Mentre noi siamo impegnati a farci strada spalando tra tonnellate di quotidiana stupidità, ci sono scienziati che, nell’atmosfera controllata dei laboratori, lavorano a un tipo rarefatto di intelligenza: quella artificiale. I risultati sono sorprendenti, se si assume che il traguardo di tali ricercatori è riprodurre in una macchina la specifica intelligenza dell’uomo.
Diamo dunque per assodato che con “intelligenza artificiale” si deve intendere “intelligenza umana trasferita a un computer”. In questo campo, il risultato più recente è stato ottenuto all’Università per la Scienza e la Tecnologia di Hong Kong, dove un team guidato dalla professoressa Pascale Fung, ha messo a punto Zara, una signorina virtuale capace di “leggere” le emozioni umane e agire di conseguenza.
In pratica, posta davanti a un interlocutore umano, Zara – che al momento ha le fattezze di un “avatar” elettronico – è in grado innanzitutto di registrarne l’etnia (e quindi di rivolgersi a lui o a lei secondo la lingua più appropriata tra quelle di sua conoscenza, vale a dire l’inglese o il mandarino) e quindi, attraverso alcune domande (e l’interpretazione delle risposte) entrare in empatia. Tra le domande poste da Zara pare ci sia “Qual è il tuo primo ricordo?” e “Parlami di tua madre”, un’impostazione che, a occhio, l’avvicinerebbe a uno psicanalista classico, di scuola freudiana, piuttosto che a un robot. Tant’è: l’obiettivo è appunto umanizzare la macchina.

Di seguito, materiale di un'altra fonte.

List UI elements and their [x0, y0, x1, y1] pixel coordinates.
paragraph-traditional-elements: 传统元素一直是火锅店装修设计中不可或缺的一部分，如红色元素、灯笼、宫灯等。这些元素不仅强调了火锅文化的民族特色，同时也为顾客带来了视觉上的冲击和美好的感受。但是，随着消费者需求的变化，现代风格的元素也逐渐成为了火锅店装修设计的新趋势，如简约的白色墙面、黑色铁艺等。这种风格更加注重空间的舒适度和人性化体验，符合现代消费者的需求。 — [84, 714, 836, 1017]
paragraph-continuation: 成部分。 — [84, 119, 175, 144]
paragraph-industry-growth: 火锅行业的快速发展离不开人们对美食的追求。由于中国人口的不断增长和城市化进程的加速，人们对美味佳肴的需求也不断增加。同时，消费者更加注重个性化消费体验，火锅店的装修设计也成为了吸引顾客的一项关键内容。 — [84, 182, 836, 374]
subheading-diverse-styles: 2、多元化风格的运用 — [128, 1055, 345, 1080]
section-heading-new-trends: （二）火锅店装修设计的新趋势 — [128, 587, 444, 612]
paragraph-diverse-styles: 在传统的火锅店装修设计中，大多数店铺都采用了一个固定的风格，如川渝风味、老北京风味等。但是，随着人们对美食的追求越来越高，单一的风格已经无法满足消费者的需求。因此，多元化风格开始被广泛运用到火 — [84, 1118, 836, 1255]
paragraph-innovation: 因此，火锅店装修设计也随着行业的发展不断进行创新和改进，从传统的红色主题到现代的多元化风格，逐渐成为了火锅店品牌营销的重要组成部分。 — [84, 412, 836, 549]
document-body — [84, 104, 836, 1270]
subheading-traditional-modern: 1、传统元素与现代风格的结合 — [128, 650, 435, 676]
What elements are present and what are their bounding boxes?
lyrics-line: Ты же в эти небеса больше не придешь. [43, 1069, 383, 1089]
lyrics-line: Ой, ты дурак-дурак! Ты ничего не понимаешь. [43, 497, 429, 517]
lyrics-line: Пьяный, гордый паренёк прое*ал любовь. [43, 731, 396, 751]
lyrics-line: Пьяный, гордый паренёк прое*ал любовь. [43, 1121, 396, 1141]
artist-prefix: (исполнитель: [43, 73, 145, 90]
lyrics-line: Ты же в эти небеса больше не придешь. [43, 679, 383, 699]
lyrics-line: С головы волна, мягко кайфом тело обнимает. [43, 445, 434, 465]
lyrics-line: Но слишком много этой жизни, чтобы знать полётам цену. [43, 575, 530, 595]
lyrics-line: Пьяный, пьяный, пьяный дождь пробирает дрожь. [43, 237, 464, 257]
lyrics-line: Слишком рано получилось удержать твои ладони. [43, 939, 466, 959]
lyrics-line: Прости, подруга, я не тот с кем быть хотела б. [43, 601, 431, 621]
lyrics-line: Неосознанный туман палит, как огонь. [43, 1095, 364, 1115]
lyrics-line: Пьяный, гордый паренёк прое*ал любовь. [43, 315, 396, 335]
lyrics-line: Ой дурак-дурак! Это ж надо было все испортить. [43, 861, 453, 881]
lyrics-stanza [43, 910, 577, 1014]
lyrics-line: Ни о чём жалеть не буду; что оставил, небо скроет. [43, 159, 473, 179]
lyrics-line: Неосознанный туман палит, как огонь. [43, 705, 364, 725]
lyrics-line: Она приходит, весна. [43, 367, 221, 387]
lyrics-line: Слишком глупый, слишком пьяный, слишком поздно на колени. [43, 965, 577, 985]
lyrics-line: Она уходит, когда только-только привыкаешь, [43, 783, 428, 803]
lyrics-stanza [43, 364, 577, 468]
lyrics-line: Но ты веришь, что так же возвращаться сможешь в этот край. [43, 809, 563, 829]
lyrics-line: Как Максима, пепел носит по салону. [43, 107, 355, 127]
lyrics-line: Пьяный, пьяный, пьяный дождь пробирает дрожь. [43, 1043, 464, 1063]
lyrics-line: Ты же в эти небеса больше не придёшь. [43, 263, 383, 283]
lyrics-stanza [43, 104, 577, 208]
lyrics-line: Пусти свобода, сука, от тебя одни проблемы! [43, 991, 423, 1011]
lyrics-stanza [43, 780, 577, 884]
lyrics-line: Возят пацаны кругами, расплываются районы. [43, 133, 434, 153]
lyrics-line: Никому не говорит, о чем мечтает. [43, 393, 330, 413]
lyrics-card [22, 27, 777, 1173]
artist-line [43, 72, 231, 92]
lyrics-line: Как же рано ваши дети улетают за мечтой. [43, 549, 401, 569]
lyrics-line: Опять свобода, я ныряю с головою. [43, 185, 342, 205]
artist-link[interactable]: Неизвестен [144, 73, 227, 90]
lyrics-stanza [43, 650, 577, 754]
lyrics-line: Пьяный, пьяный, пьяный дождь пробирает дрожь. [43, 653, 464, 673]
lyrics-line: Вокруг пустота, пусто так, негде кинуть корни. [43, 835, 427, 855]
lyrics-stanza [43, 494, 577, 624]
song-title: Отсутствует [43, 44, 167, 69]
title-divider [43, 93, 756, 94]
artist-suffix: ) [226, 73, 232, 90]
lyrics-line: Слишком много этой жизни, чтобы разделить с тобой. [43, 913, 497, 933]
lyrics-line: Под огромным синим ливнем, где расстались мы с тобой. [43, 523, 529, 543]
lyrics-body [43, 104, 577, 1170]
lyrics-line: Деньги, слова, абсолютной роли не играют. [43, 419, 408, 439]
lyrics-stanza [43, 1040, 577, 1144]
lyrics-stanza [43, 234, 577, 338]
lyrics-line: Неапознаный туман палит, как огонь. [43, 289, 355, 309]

Se un’osservazione anche superficiale è lecita, il difetto che ancora non permette a Zara di confondersi perfettamente con noi gente in carne e ossa non è tanto la mancanza di empatia, quanto un eccesso della medesima. L’interesse per i nostri ricordi più lontani? La domanda carica di promesse liberatorie sulla figura materna? Zara si provi a dire con la giusta intonazione “Guardi che il parcheggio l’ho visto prima io!” e poi, se vuole, incominciamo sul serio a parlare di umanità.